Guided practice (with answers)
1. Find 6.2 x 100.
Answer: 620. Shift every digit two places left.
2. Find 81 divided by 1,000.
Answer: 0.081. Shift every digit three places right.
3. Write 100,000 using an exponent.
Answer: 10 to the power of 5, since 100,000 has 5 zeros.
4. Find 3.05 x 10 to the power of 2.
Answer: 305. The exponent 2 means shift two places left.
5. Find 940 divided by 10 to the power of 2.
Answer: 9.4. The exponent 2 means shift two places right.
Independent practice worksheets
Set the matching ChalkBee decimals and place-value worksheets for independent work. The answer keys are computed in code, so they are never wrong. Start with whole-number powers of ten, then move to decimal shifts.
Differentiation
- Use a physical place-value chart with movable digit cards so the shift can be shown by hand, not just described.
- Keep early practice to whole numbers before introducing decimal shifts, then to shifts that stay within the decimal places (avoid crossing the decimal point) before mixing both.
- Say the shift out loud every time: 'multiply by 10 to the power of 2, shift 2 places left' as a fixed sentence.
- Provide a written list of powers of ten with their exponents (10 to the power of 1 is 10, to the power of 2 is 100, to the power of 3 is 1,000) as a reference.

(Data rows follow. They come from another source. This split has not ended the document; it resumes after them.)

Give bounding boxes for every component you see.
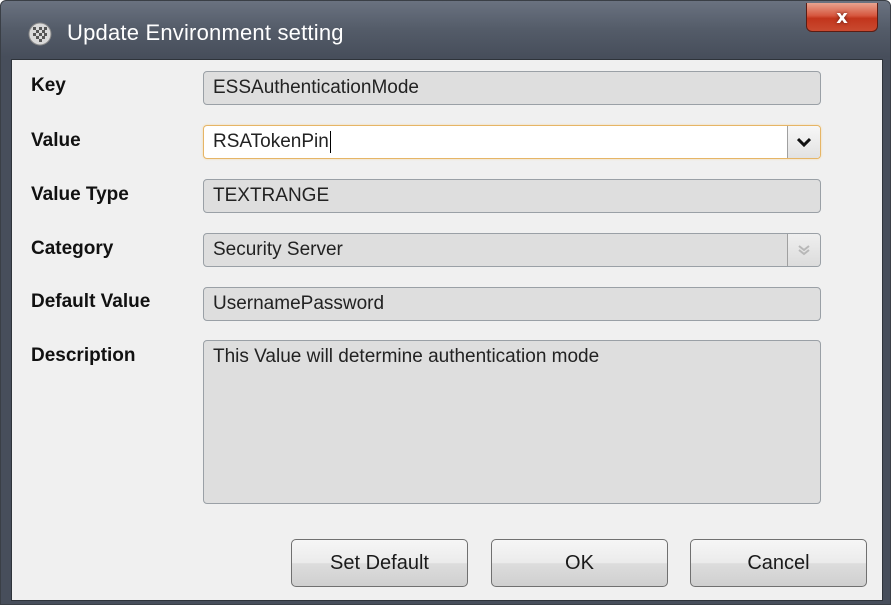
- category-label: Category: [31, 238, 114, 259]
- close-button[interactable]: x: [806, 3, 878, 32]
- settings-gear-icon: [28, 22, 52, 46]
- key-field[interactable]: ESSAuthenticationMode: [203, 71, 821, 105]
- set-default-button[interactable]: Set Default: [291, 539, 468, 587]
- default-value-label: Default Value: [31, 291, 151, 312]
- key-label: Key: [31, 75, 66, 96]
- chevron-down-icon: [797, 137, 811, 147]
- ok-button[interactable]: OK: [491, 539, 668, 587]
- description-value: This Value will determine authentication…: [213, 346, 600, 367]
- title-bar[interactable]: Update Environment setting x: [1, 1, 890, 65]
- close-icon: x: [836, 6, 848, 28]
- value-label: Value: [31, 130, 81, 151]
- dialog-content: Key ESSAuthenticationMode Value RSAToken…: [11, 59, 883, 601]
- chevron-down-icon: [798, 245, 810, 256]
- value-input-text: RSATokenPin: [213, 131, 329, 152]
- value-type-value: TEXTRANGE: [213, 185, 330, 206]
- key-value: ESSAuthenticationMode: [213, 77, 419, 98]
- value-type-field[interactable]: TEXTRANGE: [203, 179, 821, 213]
- category-dropdown-button[interactable]: [787, 234, 820, 266]
- value-combobox[interactable]: RSATokenPin: [203, 125, 821, 159]
- value-type-label: Value Type: [31, 184, 129, 205]
- default-value-field[interactable]: UsernamePassword: [203, 287, 821, 321]
- dialog-window: Update Environment setting x Key ESSAuth…: [0, 0, 891, 605]
- default-value-value: UsernamePassword: [213, 293, 385, 314]
- category-combobox[interactable]: Security Server: [203, 233, 821, 267]
- value-dropdown-button[interactable]: [787, 126, 820, 158]
- window-title: Update Environment setting: [67, 20, 344, 45]
- description-label: Description: [31, 345, 136, 366]
- description-textarea[interactable]: This Value will determine authentication…: [203, 340, 821, 504]
- text-cursor: [329, 130, 331, 153]
- cancel-button[interactable]: Cancel: [690, 539, 867, 587]
- category-value: Security Server: [213, 239, 343, 260]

- Multiply or divide by powers of ten larger than 1,000, such as 10 to the power of 5.
- Explore what happens when you multiply by a power of ten and then divide by a different power of ten in the same problem, predicting the net shift.
- Write a number in scientific-notation style (a single digit times a power of ten) as an early preview of later grades.
- Investigate the pattern in the number of zeros when two powers of ten are multiplied together, such as 10 to the power of 2 times 10 to the power of 3.
Assessment: exit ticket
A three-question exit ticket for the last five minutes, sampling multiplying, dividing, and exponent notation.
1. Find 5.6 x 1,000.
Answer: 5,600. Shift every digit three places left.
2. Find 720 divided by 100.
Answer: 7.2. Shift every digit two places right.
3. Write 10 x 10 x 10 x 10 using an exponent, and find its value.
Answer: 10 to the power of 4, which equals 10,000.
Teacher notes and timings
- Rough timing across three lessons: Lesson 1 multiplying and the leftward shift (section 1), Lesson 2 dividing and the rightward shift (section 2), Lesson 3 exponent notation plus the exit ticket (section 3 and assessment).
- Language to keep saying: digits shift, they do not move the decimal point on their own; the exponent counts how many 10s are multiplied together, not a multiplication by the exponent. These target the three main misconceptions.
- This unit assumes secure decimal place-value naming (tenths, hundredths, thousandths) from the Grade 5 decimals unit; if a student cannot yet read 4.7 as 4 ones and 7 tenths, revisit that unit first.
- Curriculum note: ACARA v9 covers multiplying and dividing decimals by powers of ten at Year 5 (AC9M5N06), matching the shifting-pattern half of this unit closely. The formal exponent-notation half is placed later in Australia, at Year 7 (AC9M7N03), so that half of this unit runs about two years ahead of the ACARA placement.
- Present mode and print both work: use Present to shift digit cards on a projected place-value chart, then print for independent shifting and exponent practice.